Bayberry Mash

Bayberry Mash

by Mei is still

4.6 (1)
Favorite

Difficulty

Normal

Time

20m

Serving

2

The glutinous rice with bayberry, although the strong smell of wine concealed the fruity aroma of the glutinous rice, but her figure remained in the glutinous rice, so pink, so colorful, and fascinating like a dream.
When you put a spoonful of bayberry mash into your mouth, it first enters your throat, the fragrance is quite sweet, there is a kind of affair that you don't know the way back, you strayed into the depths of the lotus root flowers, and the aftertaste is long. "

Ingredients

Bayberry Mash

1. raw material

Bayberry Mash recipe

2. Wash the glutinous rice in advance and soak for 6 hours.

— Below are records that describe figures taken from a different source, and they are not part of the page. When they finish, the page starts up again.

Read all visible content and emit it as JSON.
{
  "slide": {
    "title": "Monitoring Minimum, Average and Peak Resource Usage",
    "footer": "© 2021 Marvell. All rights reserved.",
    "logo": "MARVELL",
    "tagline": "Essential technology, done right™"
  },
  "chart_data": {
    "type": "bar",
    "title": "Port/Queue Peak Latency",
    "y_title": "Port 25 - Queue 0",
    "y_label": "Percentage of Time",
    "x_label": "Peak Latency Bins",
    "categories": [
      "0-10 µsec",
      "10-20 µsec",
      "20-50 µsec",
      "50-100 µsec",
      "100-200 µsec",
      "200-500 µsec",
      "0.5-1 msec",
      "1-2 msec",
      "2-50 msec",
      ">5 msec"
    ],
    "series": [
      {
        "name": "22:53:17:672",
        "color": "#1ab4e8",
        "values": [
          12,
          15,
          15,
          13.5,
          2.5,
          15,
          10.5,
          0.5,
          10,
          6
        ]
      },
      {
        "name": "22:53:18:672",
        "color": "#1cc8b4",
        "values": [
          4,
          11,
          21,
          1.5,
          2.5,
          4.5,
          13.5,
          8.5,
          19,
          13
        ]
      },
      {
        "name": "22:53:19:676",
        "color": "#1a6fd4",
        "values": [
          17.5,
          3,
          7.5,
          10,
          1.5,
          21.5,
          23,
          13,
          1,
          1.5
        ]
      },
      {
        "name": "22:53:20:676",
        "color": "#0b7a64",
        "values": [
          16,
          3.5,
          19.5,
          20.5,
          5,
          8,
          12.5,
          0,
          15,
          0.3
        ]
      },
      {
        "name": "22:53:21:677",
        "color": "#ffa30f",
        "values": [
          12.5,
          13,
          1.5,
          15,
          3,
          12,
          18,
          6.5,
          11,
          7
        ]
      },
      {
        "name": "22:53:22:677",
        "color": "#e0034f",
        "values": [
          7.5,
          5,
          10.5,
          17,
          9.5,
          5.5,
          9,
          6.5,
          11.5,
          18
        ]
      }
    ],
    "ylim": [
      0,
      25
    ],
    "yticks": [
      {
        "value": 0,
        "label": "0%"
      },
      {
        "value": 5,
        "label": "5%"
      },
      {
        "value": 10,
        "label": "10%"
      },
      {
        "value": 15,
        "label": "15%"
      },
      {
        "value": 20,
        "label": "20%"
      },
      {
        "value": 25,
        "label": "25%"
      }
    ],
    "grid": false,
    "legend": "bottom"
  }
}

The rice grains will be broken with one twist.

Bayberry Mash recipe

3. Put a cloth on the steamer basket, remove the soaked glutinous rice and put it in the steamer.

Bayberry Mash recipe

4. Steam the glutinous rice in a pot until it is cooked through, about 30 minutes.

Bayberry Mash recipe

5. Wash the bayberry with salt water and soak for 15 minutes.

Bayberry Mash recipe

6. Then put it in boiling water and blanch it for sterilization.

Bayberry Mash recipe

7. Go nuclear and mash.

Bayberry Mash recipe

8. Fully stir the steamed glutinous rice in an oil-free and water-free container, spread it out, and let it dry to about 30 degrees. Add the mashed bayberry to cold boiled water and pour it into the cold glutinous rice.

Bayberry Mash recipe

9. Stir in the koji and mix well.

Bayberry Mash recipe

10. Cover the container and leave it to ferment for two or three days at a temperature of about 30° (in the summer, it can be fermented directly, and in winter, it can be placed near the heating). After the fermented glutinous rice is poured on the surface, the fermentation will stop and put in the refrigerator Refrigerate and consume as soon as possible.

Bayberry Mash recipe

Tips:

Kitchen tips: 1. You can use round glutinous rice or long glutinous rice. It is best to use round glutinous rice. Rice can also be used. You don’t need to soak the glutinous rice in advance. The glutinous rice should not be soaked for too long. The glutinous rice will be soft and rotten. Q's taste.
2. The glutinous rice is steamed in a steaming grid covered with a cloth. The softness and hardness will be easier to grasp. It is easy to soften when steamed directly in water.
3. Stir the steamed glutinous rice until the temperature inside and outside is 30 degrees, which is a bit warm to the touch, and the glutinous rice made with too high or too low temperature does not taste good.